1. Understand the nature of your banking relationship. Generally, the relationship between you and your financial institution is based on contract principles. When you open your account, you sign a signature card and most financial institutions will give you a customer disclosure statement outlining their rules for the operation of your account. These documents generally form the nature of your contractual relationship with the bank. In most instances, the signature card incorporates the terms of the customer disclosure statement. It is therefore important that you carefully review the customer disclosure statement before you sign the signature card so that you may know what limitations, if any, will be placed on you in your access to funds that may be deposited into your account.
2. Carefully review all materials provided to you by the bank. Most customer disclosure statements will contain language to the effect that you are bound not only by the customer disclosure statement in effect at the time you open your account, but any revisions to the customer disclosure statement, even if you are not physically provided with the updated disclosure statement at a later point in time. When an updated disclosure statement is received, review it carefully to know what additional limitations, if any, are being placed on you and your access to funds deposited into your account.
It is also important to review your bank statements and, if your bank returns checks to you, the checks that are returned. This is because the Uniform Commercial Code and most disclosure statements impose a duty on you to carefully review your checks and your bank statements and notify the bank of any irregularities as promptly as possible, normally no less than 30 days after the documents are received. If you fail to do so and there is an
irregularity in your account, the failure to provide such prompt notification may constitute a waiver of any claim you may have against your bank or may otherwise reduce your recovery from the bank.
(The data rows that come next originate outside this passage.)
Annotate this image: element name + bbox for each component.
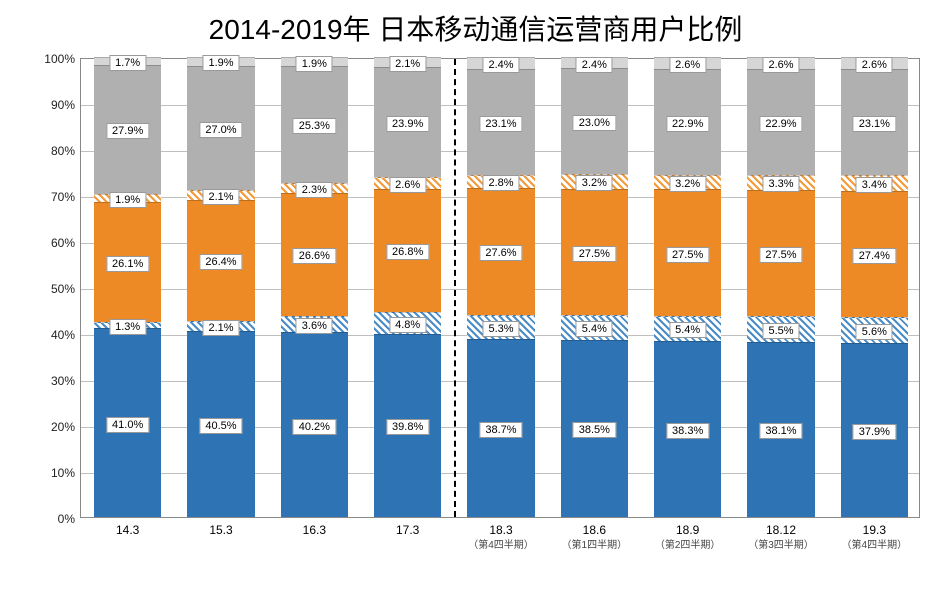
value-label: 2.8%: [482, 175, 519, 191]
value-label: 2.3%: [296, 182, 333, 198]
value-label: 38.3%: [666, 423, 709, 439]
value-label: 5.6%: [856, 324, 893, 340]
x-tick: 17.3: [396, 523, 419, 539]
value-label: 1.9%: [109, 192, 146, 208]
value-label: 2.4%: [482, 57, 519, 73]
value-label: 2.6%: [762, 57, 799, 73]
y-tick: 30%: [51, 374, 75, 388]
value-label: 27.5%: [759, 247, 802, 263]
y-tick: 90%: [51, 98, 75, 112]
value-label: 4.8%: [389, 317, 426, 333]
value-label: 5.3%: [482, 321, 519, 337]
value-label: 38.5%: [573, 422, 616, 438]
divider-line: [454, 59, 456, 517]
value-label: 37.9%: [853, 424, 896, 440]
value-label: 5.5%: [762, 323, 799, 339]
y-tick: 0%: [58, 512, 75, 526]
bar-column: 38.7% 5.3% 27.6% 2.8% 23.1% 2.4%: [467, 59, 534, 517]
value-label: 26.8%: [386, 244, 429, 260]
value-label: 2.1%: [389, 56, 426, 72]
bar-column: 39.8% 4.8% 26.8% 2.6% 23.9% 2.1%: [374, 59, 441, 517]
x-tick: 19.3（第4四半期）: [842, 523, 908, 552]
value-label: 26.6%: [293, 248, 336, 264]
plot-area: 0%10%20%30%40%50%60%70%80%90%100%41.0%1.…: [80, 58, 920, 518]
bar-column: 40.5%2.1%26.4%2.1%27.0%1.9%: [187, 59, 254, 517]
y-tick: 40%: [51, 328, 75, 342]
x-tick: 18.9（第2四半期）: [655, 523, 721, 552]
value-label: 40.2%: [293, 419, 336, 435]
value-label: 3.6%: [296, 318, 333, 334]
value-label: 3.3%: [762, 176, 799, 192]
value-label: 2.1%: [202, 189, 239, 205]
chart-container: 0%10%20%30%40%50%60%70%80%90%100%41.0%1.…: [50, 48, 930, 560]
bar-column: 37.9% 5.6% 27.4% 3.4% 23.1% 2.6%: [841, 59, 908, 517]
y-tick: 60%: [51, 236, 75, 250]
x-tick: 18.3（第4四半期）: [468, 523, 534, 552]
value-label: 27.4%: [853, 248, 896, 264]
value-label: 25.3%: [293, 118, 336, 134]
value-label: 40.5%: [199, 418, 242, 434]
value-label: 27.5%: [573, 246, 616, 262]
value-label: 38.7%: [479, 422, 522, 438]
value-label: 27.6%: [479, 245, 522, 261]
value-label: 3.2%: [576, 175, 613, 191]
y-tick: 80%: [51, 144, 75, 158]
value-label: 2.6%: [669, 57, 706, 73]
value-label: 22.9%: [759, 116, 802, 132]
x-tick: 18.6（第1四半期）: [562, 523, 628, 552]
value-label: 23.9%: [386, 116, 429, 132]
value-label: 27.0%: [199, 122, 242, 138]
value-label: 1.7%: [109, 55, 146, 71]
value-label: 5.4%: [669, 322, 706, 338]
value-label: 23.0%: [573, 115, 616, 131]
chart-title: 2014-2019年 日本移动通信运营商用户比例: [0, 0, 951, 52]
y-tick: 10%: [51, 466, 75, 480]
value-label: 39.8%: [386, 419, 429, 435]
value-label: 27.9%: [106, 123, 149, 139]
y-tick: 70%: [51, 190, 75, 204]
x-tick: 15.3: [209, 523, 232, 539]
value-label: 23.1%: [853, 116, 896, 132]
value-label: 41.0%: [106, 417, 149, 433]
value-label: 2.6%: [856, 57, 893, 73]
y-tick: 20%: [51, 420, 75, 434]
bar-column: 38.1% 5.5% 27.5% 3.3% 22.9% 2.6%: [747, 59, 814, 517]
x-tick: 14.3: [116, 523, 139, 539]
x-tick: 18.12（第3四半期）: [748, 523, 814, 552]
value-label: 1.3%: [109, 319, 146, 335]
x-tick: 16.3: [303, 523, 326, 539]
value-label: 38.1%: [759, 423, 802, 439]
value-label: 23.1%: [479, 116, 522, 132]
value-label: 2.4%: [576, 57, 613, 73]
value-label: 3.4%: [856, 177, 893, 193]
value-label: 22.9%: [666, 116, 709, 132]
y-tick: 100%: [44, 52, 75, 66]
value-label: 2.6%: [389, 177, 426, 193]
bar-column: 38.5% 5.4% 27.5% 3.2% 23.0% 2.4%: [561, 59, 628, 517]
value-label: 26.1%: [106, 256, 149, 272]
bar-column: 41.0%1.3%26.1%1.9%27.9%1.7%: [94, 59, 161, 517]
y-tick: 50%: [51, 282, 75, 296]
value-label: 3.2%: [669, 176, 706, 192]
bar-column: 40.2% 3.6% 26.6% 2.3% 25.3% 1.9%: [281, 59, 348, 517]
value-label: 27.5%: [666, 247, 709, 263]
bar-column: 38.3% 5.4% 27.5% 3.2% 22.9% 2.6%: [654, 59, 721, 517]
value-label: 2.1%: [202, 320, 239, 336]
value-label: 1.9%: [202, 55, 239, 71]
value-label: 26.4%: [199, 254, 242, 270]
value-label: 1.9%: [296, 56, 333, 72]
value-label: 5.4%: [576, 321, 613, 337]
3. Keep all records provided to you by the bank. In most instances, you will receive a monthly bank statement from your bank as well as updated disclosure statements from time to time. These are not, however, the
only documents you receive from your bank. When you make a deposit or make a cash transaction, you are generally given a receipt by the teller. You similarly receive receipts after you complete an ATM transaction. Keep them
so that if an item is not properly credited to your account, you will have a record that the transaction occurred should the bank need the information.
4. Watch who deposits funds into your account. In most instances, you or one of your employees will be making all deposits into your account. Unfortunately, however, it cannot be guaranteed that once a deposit is given, the bank will properly credit it to your account. One of our clients found out the hard way. Deposits were made into their account as payments for goods purchased. A transaction record was given showing the deposit was made and credited to our client's account. Unbeknownst to our client, the depositor then went back one or two minutes later and asked the teller to reverse the transaction and the teller did so, but did not take back the transaction record.
Our client, believing that the funds had been received (because the transaction record had been faxed to them), credited the account. Our client thereafter found that the funds had not been credited to his account, all because the bank had reversed the transaction without his consent. When faced with this situation, the
bank refused to acknowledge liability and instead took the position that the transaction record could not be relied upon by anyone and that a deposit was only deemed a "deposit" if the bank credited the account. Our client was thereafter to arbitrate the dispute with the bank at significant expense to the client.
This was a situation our client could not have foreseen, yet our client was required to litigate with their bank even though the bank perhaps should have owned up to its responsibility and credited our client's account.
The lesson taught to our client is that banks are loath to admit responsibility for any mistakes they make although they may be quick to blame you for the mistakes; when a problem arises, they will require you to spend your money in order to recover your money.
The above is not meant to be an exhaustive list of steps you should take to protect yourself, but is meant to serve as a start. If a problem arises in your account, we recommend that you promptly notify the bank of the problem and, if the problem is not resolved within 30 days, to retain legal counsel. After all, if you fail to timely prosecute a claim against the bank, you may be forever barred from doing so.